We're open-sourcing the first publicly available blood detection model: dataset, weights, and CLI [P] [R]
23k annotated images, runs 40+ FPS on CPU, and 7k downloads before announcement.
BloodshotNet marks a significant milestone in content moderation as the first publicly available open-source model for detecting blood in images and videos. Developed by a Reddit user, it addresses the critical need for front-line filtering in Trust & Safety, protecting users and human reviewers from graphic content. The release includes a comprehensive dataset of over 23,000 annotated images sourced from forensic scenes, UFC footage, horror/gore movies, and surgical content, with a hard-negative slice to minimize false positives. Model weights are available in YOLO26 small and nano variants under the AGPL-3.0 license, alongside a CLI that enables analysis of single images, folders, or videos with just two lines of setup via uv. The small model delivers approximately 0.8 precision and 0.6 recall, running at over 40 frames per second even on CPU, making it practical for real-time video moderation.

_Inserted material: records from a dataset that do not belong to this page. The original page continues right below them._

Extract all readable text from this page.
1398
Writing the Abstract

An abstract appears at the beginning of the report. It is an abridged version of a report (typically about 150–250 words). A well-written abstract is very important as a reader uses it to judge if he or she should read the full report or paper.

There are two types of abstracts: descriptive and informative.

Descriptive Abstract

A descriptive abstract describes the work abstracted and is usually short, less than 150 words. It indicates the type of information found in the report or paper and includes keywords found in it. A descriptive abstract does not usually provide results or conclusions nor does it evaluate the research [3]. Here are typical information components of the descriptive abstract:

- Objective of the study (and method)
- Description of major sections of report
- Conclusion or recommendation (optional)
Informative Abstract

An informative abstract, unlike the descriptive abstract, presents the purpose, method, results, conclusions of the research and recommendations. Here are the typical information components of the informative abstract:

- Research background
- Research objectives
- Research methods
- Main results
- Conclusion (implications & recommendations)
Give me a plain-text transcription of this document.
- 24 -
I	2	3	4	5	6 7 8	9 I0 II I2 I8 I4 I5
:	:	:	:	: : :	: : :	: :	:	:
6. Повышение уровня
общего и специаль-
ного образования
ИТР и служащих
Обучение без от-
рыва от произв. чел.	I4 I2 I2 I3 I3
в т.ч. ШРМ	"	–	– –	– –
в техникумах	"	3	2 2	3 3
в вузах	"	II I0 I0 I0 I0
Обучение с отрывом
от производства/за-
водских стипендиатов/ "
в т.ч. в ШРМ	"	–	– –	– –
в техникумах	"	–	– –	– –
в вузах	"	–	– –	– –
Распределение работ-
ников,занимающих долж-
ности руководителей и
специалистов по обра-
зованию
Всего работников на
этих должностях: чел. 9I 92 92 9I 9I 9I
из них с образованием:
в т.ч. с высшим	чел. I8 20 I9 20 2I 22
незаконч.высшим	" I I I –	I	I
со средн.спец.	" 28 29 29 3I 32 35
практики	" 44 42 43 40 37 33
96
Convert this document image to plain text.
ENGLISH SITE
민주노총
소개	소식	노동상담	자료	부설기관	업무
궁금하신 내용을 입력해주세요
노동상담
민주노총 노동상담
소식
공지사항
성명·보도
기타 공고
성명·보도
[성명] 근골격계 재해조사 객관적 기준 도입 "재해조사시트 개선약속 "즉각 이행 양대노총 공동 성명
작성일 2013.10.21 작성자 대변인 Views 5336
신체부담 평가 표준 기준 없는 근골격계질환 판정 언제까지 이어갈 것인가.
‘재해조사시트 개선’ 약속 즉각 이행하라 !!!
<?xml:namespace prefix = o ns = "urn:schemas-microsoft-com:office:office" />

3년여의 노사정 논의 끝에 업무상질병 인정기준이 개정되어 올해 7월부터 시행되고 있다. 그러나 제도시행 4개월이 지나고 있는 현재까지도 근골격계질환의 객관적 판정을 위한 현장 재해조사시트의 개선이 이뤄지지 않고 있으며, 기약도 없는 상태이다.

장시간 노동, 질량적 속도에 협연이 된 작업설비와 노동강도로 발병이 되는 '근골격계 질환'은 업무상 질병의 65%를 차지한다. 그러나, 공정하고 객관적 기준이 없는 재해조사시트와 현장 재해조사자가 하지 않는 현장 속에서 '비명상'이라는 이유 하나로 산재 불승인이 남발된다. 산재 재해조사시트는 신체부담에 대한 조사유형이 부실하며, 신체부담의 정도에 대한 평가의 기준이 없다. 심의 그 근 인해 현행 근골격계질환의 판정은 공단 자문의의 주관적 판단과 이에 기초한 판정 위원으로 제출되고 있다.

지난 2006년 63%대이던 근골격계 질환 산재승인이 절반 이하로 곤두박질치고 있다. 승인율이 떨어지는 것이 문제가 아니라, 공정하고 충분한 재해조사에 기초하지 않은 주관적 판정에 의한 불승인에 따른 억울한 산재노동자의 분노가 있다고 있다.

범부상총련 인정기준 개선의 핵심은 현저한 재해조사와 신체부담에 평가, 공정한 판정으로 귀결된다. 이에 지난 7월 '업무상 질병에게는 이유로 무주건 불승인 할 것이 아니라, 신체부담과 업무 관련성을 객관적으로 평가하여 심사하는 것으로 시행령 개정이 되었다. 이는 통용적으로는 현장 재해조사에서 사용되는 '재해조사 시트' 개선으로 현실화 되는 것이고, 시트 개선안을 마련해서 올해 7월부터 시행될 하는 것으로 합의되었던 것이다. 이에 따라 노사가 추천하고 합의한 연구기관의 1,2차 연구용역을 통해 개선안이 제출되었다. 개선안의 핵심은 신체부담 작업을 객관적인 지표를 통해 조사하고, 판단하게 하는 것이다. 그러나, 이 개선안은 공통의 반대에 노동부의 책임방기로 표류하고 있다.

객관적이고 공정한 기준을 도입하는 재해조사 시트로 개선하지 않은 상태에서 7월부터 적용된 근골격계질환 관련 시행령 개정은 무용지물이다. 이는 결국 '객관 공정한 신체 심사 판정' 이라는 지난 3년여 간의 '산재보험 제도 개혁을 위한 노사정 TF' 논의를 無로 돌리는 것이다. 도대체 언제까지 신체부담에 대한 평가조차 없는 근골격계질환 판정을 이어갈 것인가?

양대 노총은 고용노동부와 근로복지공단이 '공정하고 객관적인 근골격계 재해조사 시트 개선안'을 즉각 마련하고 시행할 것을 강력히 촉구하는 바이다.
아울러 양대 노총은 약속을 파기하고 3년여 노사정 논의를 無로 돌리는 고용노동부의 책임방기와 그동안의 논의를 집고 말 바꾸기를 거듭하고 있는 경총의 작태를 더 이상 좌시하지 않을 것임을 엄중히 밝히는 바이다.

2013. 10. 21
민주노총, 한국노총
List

The development process revealed key insights: while recall appears modest, the model performs effectively in video contexts, reliably catching blood in high-contrast action and gore scenes. For borderline cases, a sliding window over 5-10 second clips provides robust scene-level detection without requiring per-frame perfection. Interestingly, open-vocabulary text-prompt models like YOLO-E struggled significantly, likely due to filtered training data and blood's irregular patterns that resist text-based description. YOLO26 with ProgLoss and STAL training techniques proved superior, particularly for detecting small objects like tiny droplets. While transformer architectures could theoretically handle fluid dynamics better, annotated video datasets for blood detection are virtually nonexistent, making YOLO26 the pragmatic choice. Future plans include expanding the dataset with more cinematic content, training a medium variant, and developing OpenVINO INT8 exports for faster edge inference.
- Open-sourced dataset of 23,000+ annotated images from forensic, UFC, horror, and surgical sources with hard negatives.
- YOLO26 small model achieves 0.8 precision, 0.6 recall, and 40+ FPS on CPU for real-time video analysis.
- CLI tool enables one-command analysis of images, folders, or videos with minimal setup via uv.
Why It Matters
First open-source blood detection model empowers content moderators with free, fast, and accurate tooling.